I think I forgot why

I usually do. I’m looking at setting up a phant server so I can get my extreme data logging on for a project or two. The only thing is I’ve been getting some odd errors. Honestly, I’ve been getting lots (relatively only to my prior Linux experience, nothing compared to Windows or OSX) of little odd errors. So I locked my computer up and and had to reboot. When I look up again I’m no longer getting boot up goodness, but whiny swap errors that killed booting. Weird.

It turns out that I managed to encrypt the home drive (good!) but not the swap. Further reading and I find that the encrypted home drive is probably why I’m having these problems. Which might be why I’ve been having all these other stupid problems. Of course that got me thinking of the rabbit hole again. I have no love of package managers. I think they can be good in a pinch, but overall, the pinch they inflict is more pain than good.

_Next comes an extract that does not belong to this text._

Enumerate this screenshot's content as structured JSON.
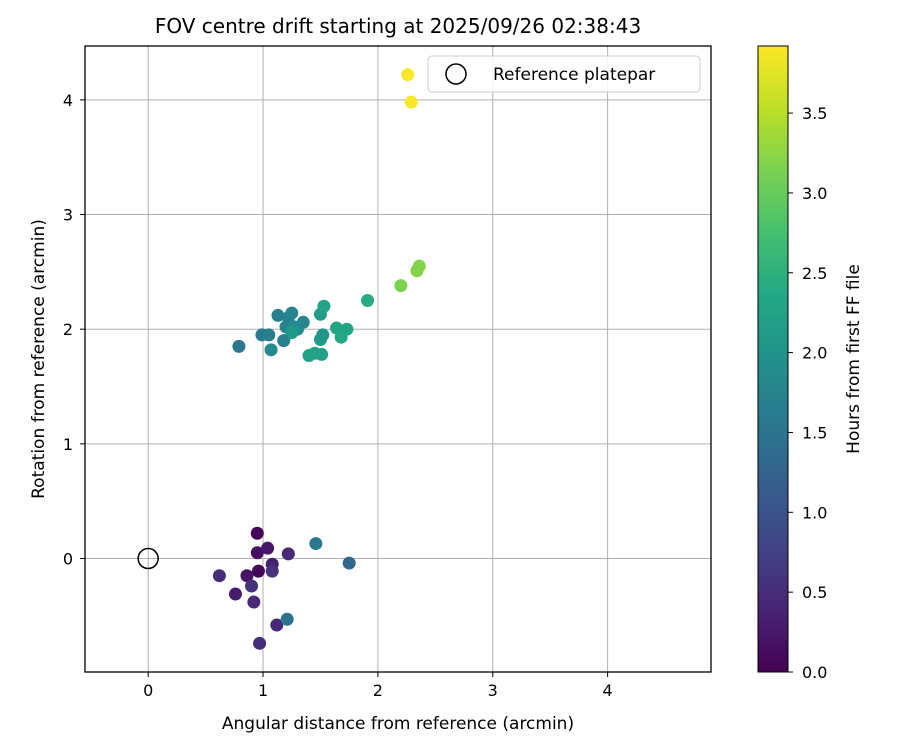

Maybe I should look at depackaging my system. Or, (with a visible shudder) going and trying a full LFS build again. Especially if I automated new builds it would be the ideal. A lot more work to build tool chains, but it means I would have a better understanding of whats doing what. It turns out I had a daemon going at all times that was just polling the network for new services. Why? Why is this the default?

If you want something done right, pay a professional. If you want something to meet your exacting and inexperienced needs, do it yourself.